High income areas with high educational attainment rates tend to have high life expectancies, and Fairfax is no exception. Life expectancy at birth in Fairfax is 83.7 years — about four and a half years longer than life expectancy in the U.S. as a whole.

Source: Thinkstock

9. Marin County, California
> 5-yr. population change: +3.5%
> Nov. unemployment rate: 2.2%
> Poverty rate: 8.1%
> Life expectancy at birth: 83.8 years

Situated directly across from San Francisco at the the other end of the Golden Gate Bridge, with the Pacific Coast along its western border, Marin County is one of the wealthiest in the United States. The typical county household earns $100,310 a year, well above the median income nationwide of $55,322. In addition, financial hardship is relatively scarce in the region. Only 8.1% of the Marin population lives below the poverty line compared to 15.1% of Americans.

High income families have access to a greater range of healthy options related to lifestyle and diet. As a result, more affluent areas tend to have longer life expectancies — and Marin County is no exception. Life expectancy at birth in Marin is 83.8 years, well above the life expectancy nationwide of 79.1 years.

Source: Cecouchman / Wikimedia Commons

8. Loudoun County, Virginia
> 5-yr. population change: +19.5%
> Nov. unemployment rate: 3.0%
> Poverty rate: 4.0%
> Life expectancy at birth: 83.2 years

Like many suburban counties in the Washington-Arlington-Alexandria metro area, a large share of Loudon County residents work in advanced, high-paying jobs in government and private defense.

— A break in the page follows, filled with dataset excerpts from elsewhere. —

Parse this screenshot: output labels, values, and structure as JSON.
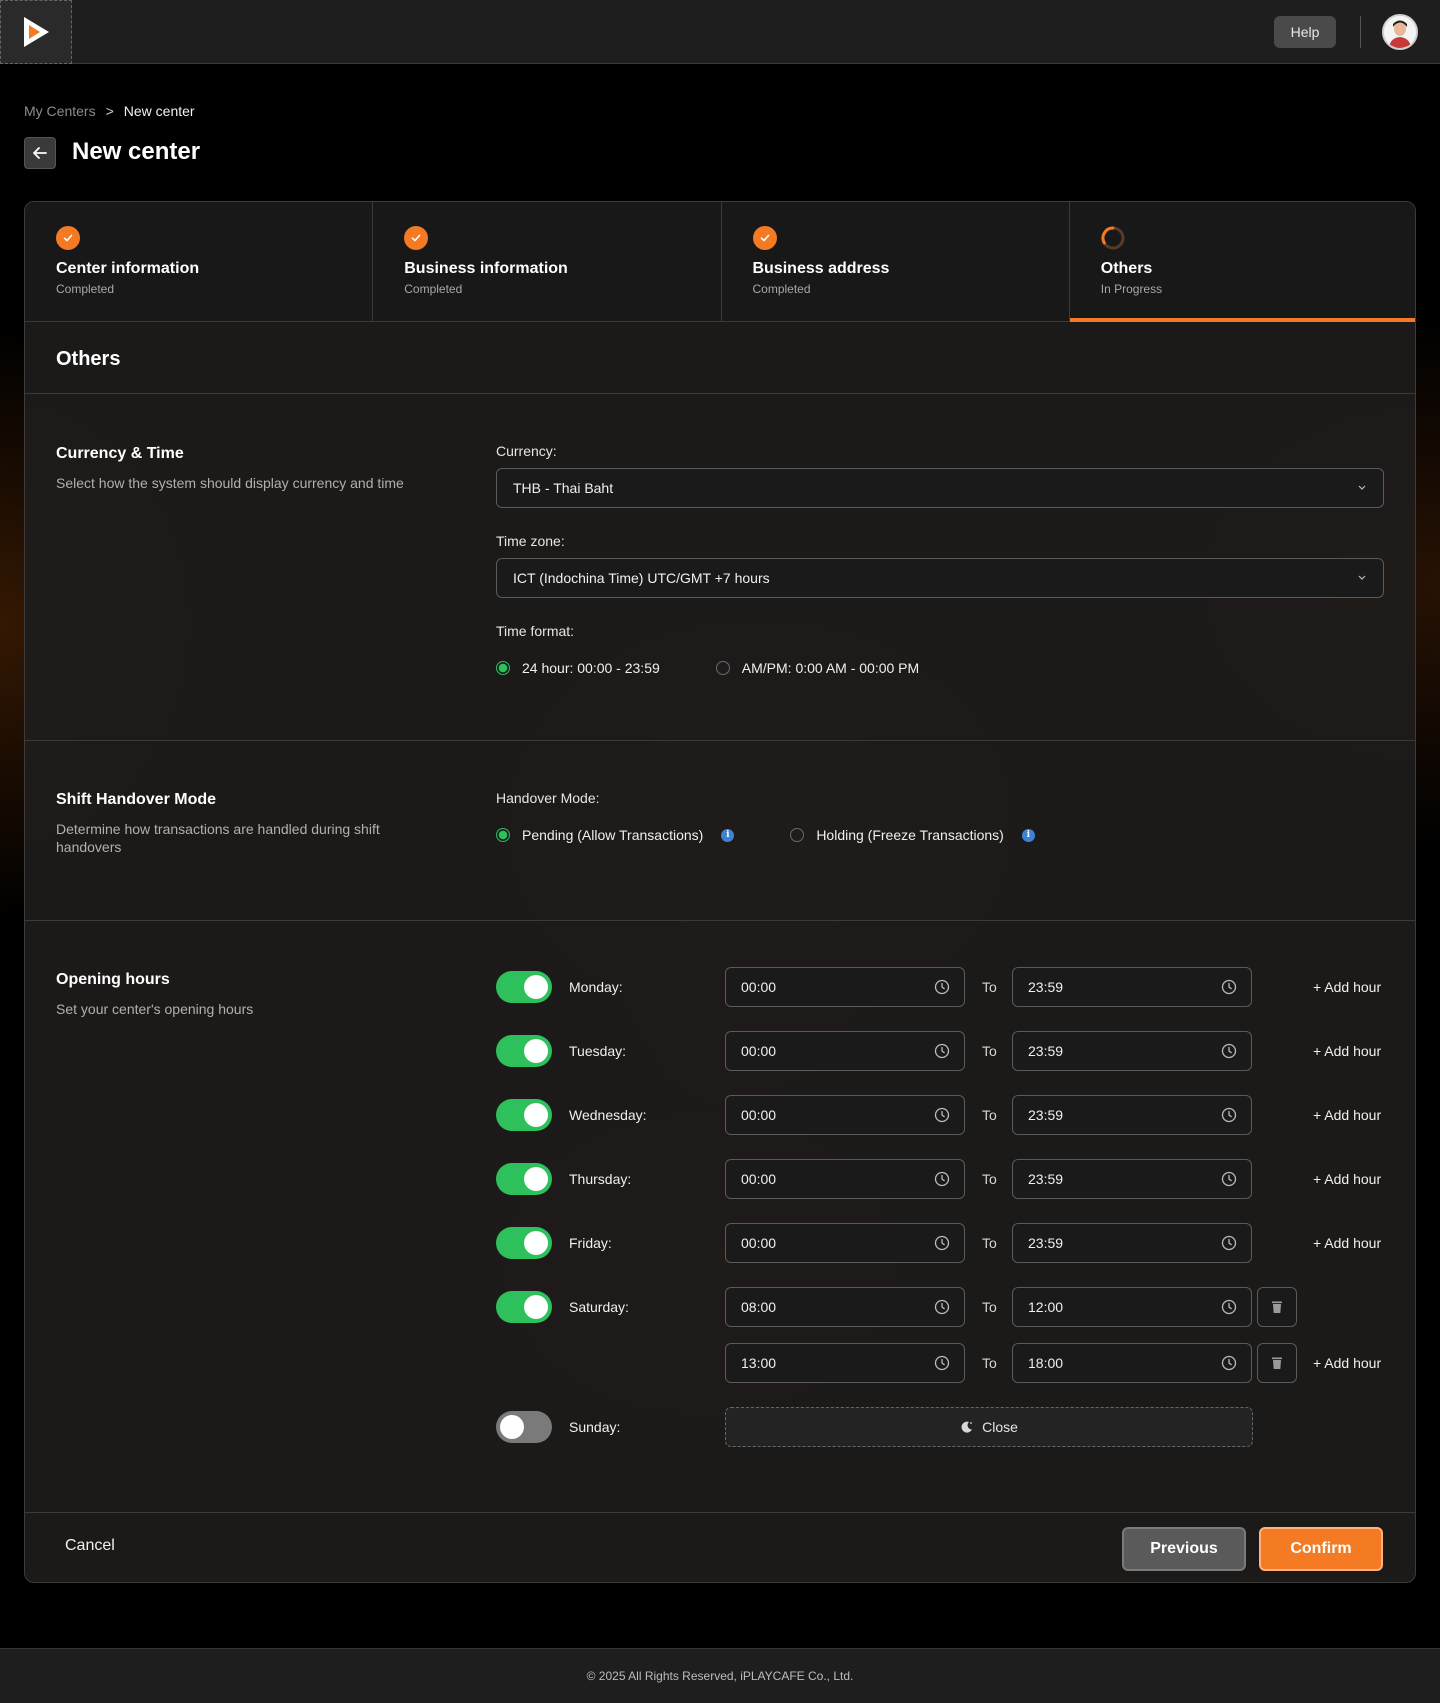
{
  "topbar": {
    "help_label": "Help"
  },
  "breadcrumb": {
    "parent": "My Centers",
    "separator": ">",
    "current": "New center"
  },
  "page_title": "New center",
  "steps": [
    {
      "title": "Center information",
      "status": "Completed",
      "state": "done"
    },
    {
      "title": "Business information",
      "status": "Completed",
      "state": "done"
    },
    {
      "title": "Business address",
      "status": "Completed",
      "state": "done"
    },
    {
      "title": "Others",
      "status": "In Progress",
      "state": "active"
    }
  ],
  "section_title": "Others",
  "currency_time": {
    "title": "Currency & Time",
    "description": "Select how the system should display currency and time",
    "currency_label": "Currency:",
    "currency_value": "THB - Thai Baht",
    "timezone_label": "Time zone:",
    "timezone_value": "ICT (Indochina Time) UTC/GMT +7 hours",
    "time_format_label": "Time format:",
    "time_format_options": [
      "24 hour: 00:00 - 23:59",
      "AM/PM: 0:00 AM - 00:00 PM"
    ],
    "time_format_selected": 0
  },
  "handover": {
    "title": "Shift Handover Mode",
    "description": "Determine how transactions are handled during shift handovers",
    "mode_label": "Handover Mode:",
    "options": [
      "Pending (Allow Transactions)",
      "Holding (Freeze Transactions)"
    ],
    "selected": 0
  },
  "opening_hours": {
    "title": "Opening hours",
    "description": "Set your center's opening hours",
    "to_label": "To",
    "add_hour_label": "+ Add hour",
    "closed_label": "Close",
    "days": [
      {
        "day": "Monday:",
        "enabled": true,
        "ranges": [
          [
            "00:00",
            "23:59"
          ]
        ]
      },
      {
        "day": "Tuesday:",
        "enabled": true,
        "ranges": [
          [
            "00:00",
            "23:59"
          ]
        ]
      },
      {
        "day": "Wednesday:",
        "enabled": true,
        "ranges": [
          [
            "00:00",
            "23:59"
          ]
        ]
      },
      {
        "day": "Thursday:",
        "enabled": true,
        "ranges": [
          [
            "00:00",
            "23:59"
          ]
        ]
      },
      {
        "day": "Friday:",
        "enabled": true,
        "ranges": [
          [
            "00:00",
            "23:59"
          ]
        ]
      },
      {
        "day": "Saturday:",
        "enabled": true,
        "ranges": [
          [
            "08:00",
            "12:00"
          ],
          [
            "13:00",
            "18:00"
          ]
        ]
      },
      {
        "day": "Sunday:",
        "enabled": false,
        "ranges": []
      }
    ]
  },
  "footer_actions": {
    "cancel": "Cancel",
    "previous": "Previous",
    "confirm": "Confirm"
  },
  "copyright": "© 2025 All Rights Reserved, iPLAYCAFE Co., Ltd.",
  "colors": {
    "accent": "#f47a24",
    "toggle_on": "#2ec05a",
    "radio_on": "#2ec05a",
    "info": "#3c83d6"
  }
}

The U.S. Department of Homeland Defense, the Department of Transportation, the Orbital Sciences Corporation, and defense contractor Raytheon Company are among the top 20 employers of the county’s workforce.

Some 58.8% of county adults have a bachelor’s degree, and the typical Loudon County household earns $125,672 a year — the highest median household income nationwide. Since 2011, the county’s population has increased by 19.5%, five times the national average growth rate.

Source: Thinkstock

7. Howard County, Maryland
> 5-yr. population change: +8.7%
> Nov. unemployment rate: 3.1%
> Poverty rate: 4.9%
> Life expectancy at birth: 83.0 years

Like many counties on this list, Howard County residents have relatively easy access to employment opportunities and cultural amenities of a nearby urban area. Both Baltimore and Washington D.C. are within commuting distance of the county. Proximity to the cities means Howard County workers have access to jobs at dozens of federal agencies as well as universities, Fortune 500 companies, technology, defense and health care companies.

Jobs with such employers are often high paying. The typical county household earns $113,800 a year, more than double the median income nationwide of $55,322. There is also a relative lack of poverty in the county. Only 4.9% of Howard residents live below the poverty line, compared to 15.1% of the U.S. population.

Source: krblokhin / iStock

6. Fairfax County, Virginia
> 5-yr. population change: +6.4%
> Nov. unemployment rate: 3.0%
> Poverty rate: 6.0%
> Life expectancy at birth: 83.7 years

Fairfax County is one of several counties within the Washington-Alexandria-Arlington metro area that ranks among the best places to live. The county seat is the city of Fairfax, which, as an independent city, is separate from Fairfax County under Virginia law. Like other suburbs of the nation’s capital, many Fairfax County residents work in high-paying, advanced jobs in government and private defense. The top 15 largest employers of the Fairfax workforce include the U.S. Department of Defense, the Department of Homeland Defense, government services company Booz, Allen and Hamilton, and defense contractor Northrop Grumman Corporation. An estimated 60.3% of adults in the county have a bachelor’s degree, and the typical household earns $114,329 a year — each about double the corresponding national figures of 30.3% and $55,322.